Hasta no hace mucho tiempo, y en el ámbito de la gerencia organizacional, el anglicismo influencer
se utilizaba para aquellas personas que por su formación y
competencias, ejercían una influencia notable en una corporación o en
una determinada marca. Por decir algo, un gran atleta era usualmente
contratado por las empresas fabricantes de calzado y de ropa deportivas
y, su sola presencia en la promoción de la marca, era garantía para
atraer a los potenciales compradores. Un científico con elevadísimas
credenciales (premios internacionales, descubrimientos y patentes) es un
influencer a la hora de la promoción de un evento académico, en
el que su sola presencia es garantía de éxito para los organizadores o
para la universidad anfitriona.
Como suele suceder con los procesos sociales, la noción de ser un influencer
dio un salto (y no precisamente cualitativo) a las redes sociales, para
denotar personas (no siempre personalidades) que por múltiples
circunstancias (formación profesional, talento artístico, lenguaje
desenfadado, destape, buen físico, astucia argumentativa, ingenio,
liberalidad sexual o religiosa, etcétera) logran hacerse de una elevada
masa de seguidores y ejercen influencia notable en ella.
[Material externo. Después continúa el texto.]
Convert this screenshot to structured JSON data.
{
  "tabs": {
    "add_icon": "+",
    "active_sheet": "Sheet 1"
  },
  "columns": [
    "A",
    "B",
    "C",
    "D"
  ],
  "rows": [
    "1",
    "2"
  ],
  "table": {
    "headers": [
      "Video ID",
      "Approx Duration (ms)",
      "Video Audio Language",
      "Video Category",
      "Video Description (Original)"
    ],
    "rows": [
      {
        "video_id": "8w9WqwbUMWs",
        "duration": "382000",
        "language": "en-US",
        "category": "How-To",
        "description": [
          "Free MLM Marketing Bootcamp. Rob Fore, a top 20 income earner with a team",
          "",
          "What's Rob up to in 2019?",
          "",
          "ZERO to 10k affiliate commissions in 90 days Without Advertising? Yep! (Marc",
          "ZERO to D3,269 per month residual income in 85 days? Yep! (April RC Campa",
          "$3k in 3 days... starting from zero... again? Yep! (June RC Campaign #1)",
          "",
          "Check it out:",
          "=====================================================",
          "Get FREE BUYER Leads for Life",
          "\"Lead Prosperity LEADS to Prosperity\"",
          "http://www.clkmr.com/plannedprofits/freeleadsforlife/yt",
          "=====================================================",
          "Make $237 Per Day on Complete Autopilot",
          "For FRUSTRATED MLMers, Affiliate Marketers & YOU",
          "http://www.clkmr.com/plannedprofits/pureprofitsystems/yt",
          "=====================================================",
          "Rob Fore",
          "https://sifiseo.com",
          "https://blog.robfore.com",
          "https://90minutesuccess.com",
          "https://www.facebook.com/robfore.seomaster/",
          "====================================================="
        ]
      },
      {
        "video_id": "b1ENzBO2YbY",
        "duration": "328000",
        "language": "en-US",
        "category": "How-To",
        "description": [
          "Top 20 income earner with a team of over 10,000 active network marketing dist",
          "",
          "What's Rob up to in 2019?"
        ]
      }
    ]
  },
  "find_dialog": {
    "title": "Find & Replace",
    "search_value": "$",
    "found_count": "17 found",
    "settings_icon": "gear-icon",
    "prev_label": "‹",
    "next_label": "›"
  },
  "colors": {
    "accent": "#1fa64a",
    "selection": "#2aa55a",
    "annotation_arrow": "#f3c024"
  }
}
Muchos de estos
influencers echan mano de esta poderosa herramienta que son las
redes sociales para fines “honorables”, como hacer causa común en alguna
tragedia, con algún enfermo que requiera de una ayuda o como
benefactores de alguna organización con fines humanitarios.
Sin
embargo, hay quienes sabiéndose “poderosos” por contar con cientos de
miles de seguidores (muchas veces cogidos en su buena fe u obnubilados
por su halo y supuesta credibilidad), usan su “varita mágica” para
cometer fechorías, caerle en cayapa a sus competidores, apabullar a
otros y hacerle bullying a quienes se atreven a poner en duda su
idoneidad, ocasionándoles daño psicológico y moral, amén del económico y
familiar. Llegados a este punto no importa si el fulano influencer
tiene o no razón en sus argumentos, porque sus seguidores se compartan
como masa (y como tal, es acéfala), y le hacen el juego para que alcance
sus muchas veces retorcidos objetivos. Destruir una vida, una
reputación, una carrera, o una empresa, no importa; lo inaudito de este
inmoral y pervertido proceso es el daño per se: hacer sentir a los otros
su poder, lo que se traduce en más fama y en más seguidores. Un
verdadero círculo vicioso; un bucle recursivo diría el francés Edgar
Morin, padre del Pensamiento Complejo.
En este
sentido, las redes sociales tienen la obligación de autorregularse. La
denuncia y el cierre de cuentas responde muchas veces a falsos positivos
y no resuelve el problema. Se requiere entonces de una nueva noción de
lo ético, que permita a cada usuario de este portento tecnológico,
asumir su responsabilidad personal y social y el reencausar el sistema
sin mayores distorsiones ni daños colaterales a terceros. La
autorregulación de las redes sociales es fundamental a la hora de hacer
de ellas instrumentos maravillosos de esa genial trama de seres humanos,
que a la distancia se entrecruzan, interaccionan, actúan y retro actúan
y asumen un papel protagónico como emisores y receptores a la vez de
información, que puede develar o no una verdad. De allí su importancia
civilizatoria, pero al mismo tiempo su potencialidad como instrumento
para la destrucción y para la guerra en sus distintas acepciones.